OM : Marbella, le laboratoire de la relance phocéenne

L’Olympique de Marseille entame ce lundi un stage décisif à Marbella, en pleine tempête sportive. Habib Beye, nouveau maître à bord, y voit l’occasion unique de recoudre un vestiaire fracturé et de préparer l’assaut final pour une qualification européenne.

L’équipe s’envole dès aujourd’hui pour l’Andalousie, avec un retour programmé vendredi, pile avant la réception cruciale de Lyon au Vélodrome. Après la claque concédée face à Brest (0-2), ce « ritiro » espagnol n’est pas un simple voyage de préparation : c’est un laboratoire pour tester les fondations d’une saison en péril.

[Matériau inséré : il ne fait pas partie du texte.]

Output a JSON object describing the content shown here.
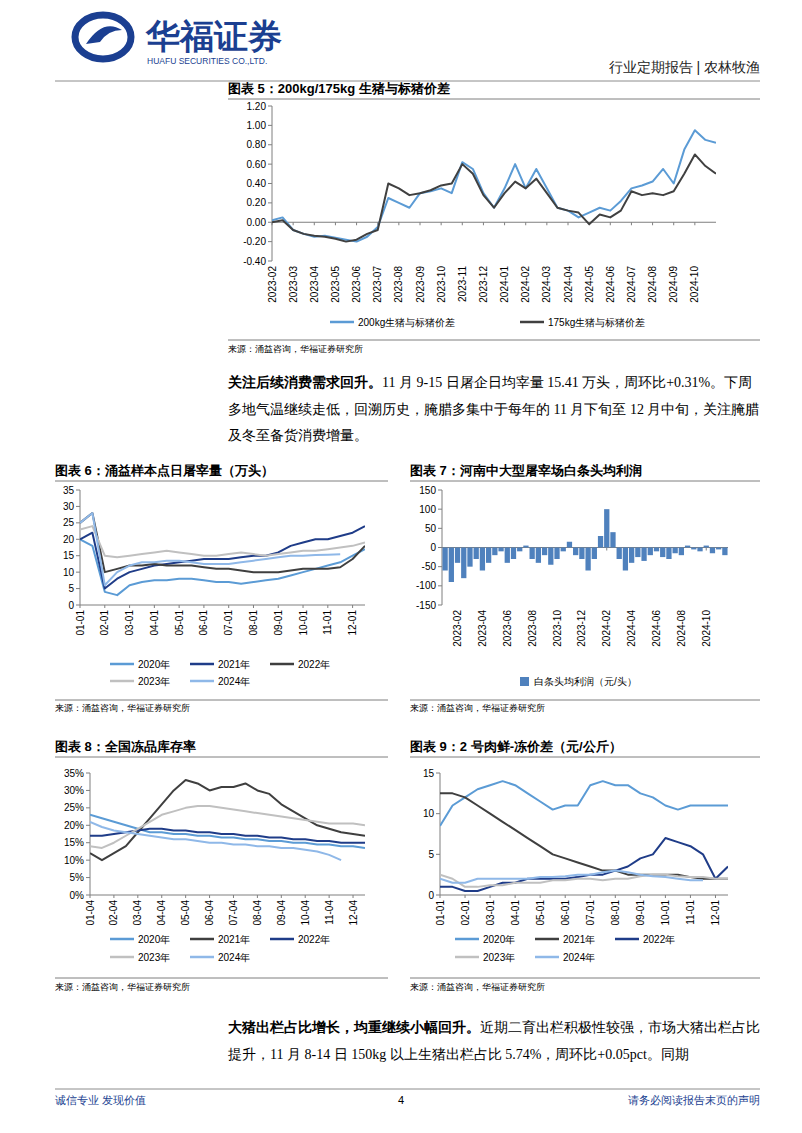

Quatrième au classement, l’OM oscille entre podium et dérive, et Beye sait que le temps presse dans ce sprint final.

Cohésion avant tout

Ghislain Printant, ancien adjoint de Jean-Louis Gasset, avait déjà souligné l’urgence d’une telle parenthèse. « Cette équipe, avec ses nouvelles têtes hivernales et un coach fraîchement débarqué, doit se découvrir », insistait-il récemment dans La Provence. À Marbella, l’accent portera sur la fusion du groupe : ateliers mentaux pour aligner les ambitions, séances collectives pour recréer des automatismes, et moments informels loin des projecteurs pour apaiser les tensions.

Beye, consultant passé entraîneur intérimaire, mise sur cette bulle isolée pour imposer sa patte. Pas de stars intouchables, pas de clans : juste un collectif recentré. Les recrues récentes, encore en rodage, y trouveront l’espace pour s’intégrer, tandis que les cadres seront poussés à exemplifier. Historiquement, ces stages andalous ont souvent servi de catalyseur – souvenez-vous des étincelles post-Marbella sous les ères précédentes, où l’OM avait su transformer le doute en série positive.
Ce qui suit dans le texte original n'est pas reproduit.